The Longevity Bros Are Fighting
Influencer tantrums. Back-stabbing biohackers. Epstein files. The meticulously monitored shit hit the fan over the last week as social media’s loudest longevity nerds threw their quantified selves into a battle royale that has ruptured the bro optimization internet and likely caused a collective cortisol spike that is surely not optimal.
Bryan Johnson vs. AG1
It all started last week, when longevity influencer Bryan Johnson got his hands on a 2024 study involving AG1—the nutritional supplement that sponsors popular podcasts that Johnson has not yet been on as a guest—and railed on the product’s ineffectiveness. “I’d cancel your AG1 subscription,” he began. “They just completed a clinical trial and the results show no clinical benefit.”
Obviously, AG1 had not just done anything. The study is over a year old. But it is worth noting, just for the record, that the study in question was not a wholesale discreditation of AG1’s value, as Johnson’s tweet implies. The clinical trial was focused primarily on gut health and safety, and set out to observe how well the body tolerated the supplement. AG1 actually improved levels of two gut probiotic strains in the clinical trial. And the product was found to cause no gastrointestinal distress or other adverse effects on digestive quality. In fact, it may have potentially improved it, albeit marginally.
It’s possible Johnson’s beef wasn’t simply with just the product itself. His tweet, which labeled the company as “an influencer heist,” came across as more of a subtweet against the likes of fellow longevity podcasting peers Andrew Huberman and Peter Attia, who have benefitted from the brand’s global success. And after AG1 schooled the influencer with a firm but fair “Bryan, this year-old study doesn’t say what you’re claiming,” he just came out and said it: “Let’s be real. You pay influencers $$$$ to promote. Not because it’s worth $79, but bc you all get rich.”
Little did Johnson know he would soon be pulled into his own online scandal. On Friday the US Department of Justice released a new batch of Epstein files, in which his name appeared several dozen times. The release revealed communications between Johnson and Epstein’s team, though the exchange appears to be mostly limited to the scheduling of a video call in October 2017, while Johnson was building his brain tech company Kernel.

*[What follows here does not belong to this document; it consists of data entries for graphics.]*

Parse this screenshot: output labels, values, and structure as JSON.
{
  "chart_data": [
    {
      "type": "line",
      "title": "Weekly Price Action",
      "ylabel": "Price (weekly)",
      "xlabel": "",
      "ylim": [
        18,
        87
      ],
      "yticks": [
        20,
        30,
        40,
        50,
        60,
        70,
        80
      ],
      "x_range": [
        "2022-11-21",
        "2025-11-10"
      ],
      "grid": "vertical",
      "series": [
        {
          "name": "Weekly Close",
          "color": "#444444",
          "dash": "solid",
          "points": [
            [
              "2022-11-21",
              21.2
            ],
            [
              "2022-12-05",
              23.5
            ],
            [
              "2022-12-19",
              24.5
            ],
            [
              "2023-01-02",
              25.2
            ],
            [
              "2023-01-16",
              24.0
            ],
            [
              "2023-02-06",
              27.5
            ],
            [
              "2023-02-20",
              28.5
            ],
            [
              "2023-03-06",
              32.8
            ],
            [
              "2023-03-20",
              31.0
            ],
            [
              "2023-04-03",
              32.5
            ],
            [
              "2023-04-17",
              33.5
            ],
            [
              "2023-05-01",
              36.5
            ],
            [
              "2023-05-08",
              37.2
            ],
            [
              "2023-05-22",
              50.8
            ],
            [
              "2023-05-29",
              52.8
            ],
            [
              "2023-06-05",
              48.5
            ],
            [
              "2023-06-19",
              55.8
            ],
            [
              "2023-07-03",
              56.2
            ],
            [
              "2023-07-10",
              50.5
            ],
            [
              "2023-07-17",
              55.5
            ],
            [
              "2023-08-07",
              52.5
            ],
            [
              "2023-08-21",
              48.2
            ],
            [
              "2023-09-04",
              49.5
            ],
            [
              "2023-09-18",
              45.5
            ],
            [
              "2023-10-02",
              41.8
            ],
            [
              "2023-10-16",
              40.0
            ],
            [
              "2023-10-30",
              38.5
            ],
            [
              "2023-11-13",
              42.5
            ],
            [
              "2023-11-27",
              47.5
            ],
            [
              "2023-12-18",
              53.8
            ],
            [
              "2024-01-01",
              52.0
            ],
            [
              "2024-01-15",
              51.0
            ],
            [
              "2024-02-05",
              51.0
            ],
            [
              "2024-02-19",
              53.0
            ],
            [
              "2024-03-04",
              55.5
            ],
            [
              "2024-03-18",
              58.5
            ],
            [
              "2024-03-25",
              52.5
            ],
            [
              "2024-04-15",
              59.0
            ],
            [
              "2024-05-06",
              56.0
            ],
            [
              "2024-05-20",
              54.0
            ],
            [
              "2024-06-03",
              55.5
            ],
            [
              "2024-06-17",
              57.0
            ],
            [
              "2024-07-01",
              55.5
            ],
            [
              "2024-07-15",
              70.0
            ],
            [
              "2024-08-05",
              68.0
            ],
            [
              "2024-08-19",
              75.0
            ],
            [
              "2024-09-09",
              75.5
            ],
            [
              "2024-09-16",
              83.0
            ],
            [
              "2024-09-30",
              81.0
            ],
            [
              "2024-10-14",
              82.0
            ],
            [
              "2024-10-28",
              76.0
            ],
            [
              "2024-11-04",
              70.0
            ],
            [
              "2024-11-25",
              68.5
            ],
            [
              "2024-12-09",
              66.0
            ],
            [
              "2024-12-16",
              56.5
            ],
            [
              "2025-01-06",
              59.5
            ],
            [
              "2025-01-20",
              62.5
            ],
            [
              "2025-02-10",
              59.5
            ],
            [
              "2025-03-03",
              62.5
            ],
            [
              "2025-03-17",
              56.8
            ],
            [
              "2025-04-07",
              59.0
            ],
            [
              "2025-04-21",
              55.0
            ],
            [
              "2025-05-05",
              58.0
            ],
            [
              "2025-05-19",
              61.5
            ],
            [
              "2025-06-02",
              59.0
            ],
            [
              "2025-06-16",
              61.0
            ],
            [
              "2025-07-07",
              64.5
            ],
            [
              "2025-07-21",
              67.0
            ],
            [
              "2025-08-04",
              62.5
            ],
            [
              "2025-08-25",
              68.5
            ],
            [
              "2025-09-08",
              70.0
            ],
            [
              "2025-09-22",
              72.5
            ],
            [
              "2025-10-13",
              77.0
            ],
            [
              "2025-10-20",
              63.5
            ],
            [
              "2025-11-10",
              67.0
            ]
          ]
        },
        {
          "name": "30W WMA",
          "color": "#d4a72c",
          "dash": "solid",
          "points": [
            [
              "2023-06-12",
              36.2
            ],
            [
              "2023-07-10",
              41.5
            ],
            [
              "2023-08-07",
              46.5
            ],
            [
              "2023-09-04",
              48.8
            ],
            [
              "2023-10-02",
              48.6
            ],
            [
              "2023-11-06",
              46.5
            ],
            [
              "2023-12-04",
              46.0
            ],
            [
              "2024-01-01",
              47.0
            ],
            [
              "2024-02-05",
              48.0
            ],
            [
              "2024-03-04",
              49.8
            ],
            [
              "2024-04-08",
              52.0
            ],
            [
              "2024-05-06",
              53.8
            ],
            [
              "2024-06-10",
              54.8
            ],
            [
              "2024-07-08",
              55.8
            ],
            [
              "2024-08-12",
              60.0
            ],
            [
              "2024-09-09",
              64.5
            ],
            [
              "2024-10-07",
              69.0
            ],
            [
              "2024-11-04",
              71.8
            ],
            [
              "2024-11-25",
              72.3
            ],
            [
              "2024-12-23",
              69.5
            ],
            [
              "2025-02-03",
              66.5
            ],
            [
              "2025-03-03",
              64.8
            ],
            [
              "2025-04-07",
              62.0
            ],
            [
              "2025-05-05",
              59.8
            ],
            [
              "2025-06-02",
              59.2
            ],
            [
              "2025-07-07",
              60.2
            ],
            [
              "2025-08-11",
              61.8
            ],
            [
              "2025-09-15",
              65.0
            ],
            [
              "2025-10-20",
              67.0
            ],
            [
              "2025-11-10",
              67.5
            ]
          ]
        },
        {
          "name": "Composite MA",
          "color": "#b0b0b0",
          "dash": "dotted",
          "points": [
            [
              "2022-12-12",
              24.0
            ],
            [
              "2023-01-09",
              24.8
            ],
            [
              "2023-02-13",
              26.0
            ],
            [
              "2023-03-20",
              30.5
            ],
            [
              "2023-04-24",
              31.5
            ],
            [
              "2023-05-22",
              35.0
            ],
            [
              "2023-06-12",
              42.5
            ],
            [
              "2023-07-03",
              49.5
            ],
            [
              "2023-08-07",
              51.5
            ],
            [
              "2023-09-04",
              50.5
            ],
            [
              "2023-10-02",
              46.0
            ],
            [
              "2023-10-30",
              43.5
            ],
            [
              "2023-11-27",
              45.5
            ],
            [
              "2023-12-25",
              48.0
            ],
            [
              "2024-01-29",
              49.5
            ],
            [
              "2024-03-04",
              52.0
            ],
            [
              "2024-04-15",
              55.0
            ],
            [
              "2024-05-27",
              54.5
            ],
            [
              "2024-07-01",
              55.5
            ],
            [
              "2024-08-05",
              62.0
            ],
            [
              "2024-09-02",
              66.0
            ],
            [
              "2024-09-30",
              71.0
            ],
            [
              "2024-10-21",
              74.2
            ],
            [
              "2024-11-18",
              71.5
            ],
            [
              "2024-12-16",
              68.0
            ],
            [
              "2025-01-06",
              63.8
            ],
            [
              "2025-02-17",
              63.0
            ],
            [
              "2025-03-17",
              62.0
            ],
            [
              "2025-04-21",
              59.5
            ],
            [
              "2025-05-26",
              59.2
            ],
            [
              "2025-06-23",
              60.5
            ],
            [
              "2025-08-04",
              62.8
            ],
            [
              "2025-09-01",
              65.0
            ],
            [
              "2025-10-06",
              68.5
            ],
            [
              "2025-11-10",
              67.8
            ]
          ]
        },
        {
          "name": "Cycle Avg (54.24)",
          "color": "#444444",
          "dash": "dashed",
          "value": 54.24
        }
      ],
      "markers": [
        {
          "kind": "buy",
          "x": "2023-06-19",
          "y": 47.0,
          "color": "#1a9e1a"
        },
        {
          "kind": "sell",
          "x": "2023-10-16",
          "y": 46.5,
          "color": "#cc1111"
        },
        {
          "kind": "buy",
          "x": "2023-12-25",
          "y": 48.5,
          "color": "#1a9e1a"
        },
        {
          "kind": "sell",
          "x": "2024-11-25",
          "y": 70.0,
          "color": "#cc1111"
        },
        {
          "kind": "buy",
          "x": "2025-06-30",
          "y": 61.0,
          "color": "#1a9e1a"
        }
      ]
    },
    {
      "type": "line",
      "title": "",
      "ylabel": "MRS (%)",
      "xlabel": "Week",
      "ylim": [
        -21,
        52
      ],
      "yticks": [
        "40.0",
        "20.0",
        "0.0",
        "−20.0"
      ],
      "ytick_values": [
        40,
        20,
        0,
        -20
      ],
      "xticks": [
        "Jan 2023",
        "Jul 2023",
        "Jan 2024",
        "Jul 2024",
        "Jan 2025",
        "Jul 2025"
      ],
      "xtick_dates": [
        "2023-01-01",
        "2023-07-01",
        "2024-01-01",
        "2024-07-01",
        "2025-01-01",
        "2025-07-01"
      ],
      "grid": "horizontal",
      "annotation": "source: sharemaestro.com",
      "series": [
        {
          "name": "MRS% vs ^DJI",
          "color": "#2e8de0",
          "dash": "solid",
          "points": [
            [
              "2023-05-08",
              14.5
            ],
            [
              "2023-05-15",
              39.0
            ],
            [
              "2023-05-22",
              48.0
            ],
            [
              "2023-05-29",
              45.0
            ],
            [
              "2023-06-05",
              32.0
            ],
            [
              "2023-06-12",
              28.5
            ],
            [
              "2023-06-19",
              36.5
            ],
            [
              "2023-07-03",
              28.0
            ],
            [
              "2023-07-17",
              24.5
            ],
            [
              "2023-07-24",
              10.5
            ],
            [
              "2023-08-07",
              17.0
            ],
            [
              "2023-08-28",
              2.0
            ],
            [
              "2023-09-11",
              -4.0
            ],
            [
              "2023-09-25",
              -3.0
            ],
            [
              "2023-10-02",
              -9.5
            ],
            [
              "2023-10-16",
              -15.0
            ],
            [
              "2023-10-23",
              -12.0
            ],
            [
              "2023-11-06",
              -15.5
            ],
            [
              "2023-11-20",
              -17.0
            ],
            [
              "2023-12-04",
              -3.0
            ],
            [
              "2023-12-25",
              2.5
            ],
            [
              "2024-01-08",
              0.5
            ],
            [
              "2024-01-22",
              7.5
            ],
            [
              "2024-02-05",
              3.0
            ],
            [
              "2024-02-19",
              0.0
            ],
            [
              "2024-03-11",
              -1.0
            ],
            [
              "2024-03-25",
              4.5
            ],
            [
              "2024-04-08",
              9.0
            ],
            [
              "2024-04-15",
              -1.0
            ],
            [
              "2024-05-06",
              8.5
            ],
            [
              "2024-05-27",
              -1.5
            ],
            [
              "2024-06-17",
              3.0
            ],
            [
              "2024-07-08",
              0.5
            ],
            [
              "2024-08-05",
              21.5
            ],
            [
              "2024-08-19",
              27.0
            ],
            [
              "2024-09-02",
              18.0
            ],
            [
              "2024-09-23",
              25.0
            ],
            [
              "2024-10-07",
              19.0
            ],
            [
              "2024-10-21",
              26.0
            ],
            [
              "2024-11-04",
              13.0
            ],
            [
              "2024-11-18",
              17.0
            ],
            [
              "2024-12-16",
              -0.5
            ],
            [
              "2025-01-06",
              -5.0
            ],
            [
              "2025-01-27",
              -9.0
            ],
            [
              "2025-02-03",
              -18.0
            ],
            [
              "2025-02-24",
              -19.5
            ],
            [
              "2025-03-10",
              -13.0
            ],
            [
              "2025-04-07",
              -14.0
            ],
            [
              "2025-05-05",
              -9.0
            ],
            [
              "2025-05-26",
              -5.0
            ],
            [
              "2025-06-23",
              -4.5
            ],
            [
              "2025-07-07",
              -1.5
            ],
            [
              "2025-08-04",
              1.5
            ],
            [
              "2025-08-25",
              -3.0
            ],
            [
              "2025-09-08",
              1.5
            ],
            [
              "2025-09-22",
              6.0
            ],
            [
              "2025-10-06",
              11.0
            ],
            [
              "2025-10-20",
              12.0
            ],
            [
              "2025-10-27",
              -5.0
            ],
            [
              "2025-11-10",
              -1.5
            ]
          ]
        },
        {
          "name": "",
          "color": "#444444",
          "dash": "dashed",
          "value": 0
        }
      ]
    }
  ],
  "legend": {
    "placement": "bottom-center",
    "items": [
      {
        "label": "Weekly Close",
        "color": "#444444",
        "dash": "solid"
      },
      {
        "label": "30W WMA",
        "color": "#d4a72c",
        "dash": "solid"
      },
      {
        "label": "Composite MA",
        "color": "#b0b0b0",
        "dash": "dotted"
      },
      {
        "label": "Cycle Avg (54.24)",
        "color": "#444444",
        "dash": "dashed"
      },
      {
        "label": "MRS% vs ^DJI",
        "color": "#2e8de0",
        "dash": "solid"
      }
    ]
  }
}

That said, Johnson pushed for an in-person meeting, and this was well after Epstein’s 2008 conviction as a sex offender—something that Johnson said in a tweet that he was unaware of at the time. It’s possible that the man who meticulously tracks every fiber of his biology didn’t do a quick Google search before meeting with someone with as much influence as Epstein. But the internet is not convinced. We reached out for comment from Johnson, but as of publication have not received a response.
If Johnson’s hurried response to the news is anything to go by, the man is doing his best to point our attention back to his regularly scheduled programming, placing the release of the files in a garbled scientific context: “The images, videos and emails activated our mirror neurons to physically experience the trauma. The brain registered these malefactors as threats but offered no reprisal other than wailing into the digital void.”
Johnson provided further comment the next day, tweeting that his Zoom meeting with Epstein was their final interaction. “Epstein seemed like a very dark person. I felt sick to my stomach,” he wrote. “I remember this so clearly because I knew nothing about him but weirdly, intuitively, something was deeply wrong. Being in his proximity felt dangerous.” He didn’t reference the fact that Johnson reached out to Epstein’s office again in 2018 in an apparent attempt to raise funds.
Peter Attia in the Epstein Files
Either way, Johnson might not have to spend much more time worrying about how much AG1 is paying Peter Attia. The podcast host was also named in the latest batch of Epstein files (over 1,700 times, to be precise), with hundreds of emails painting the picture of his personal relationship with Epstein.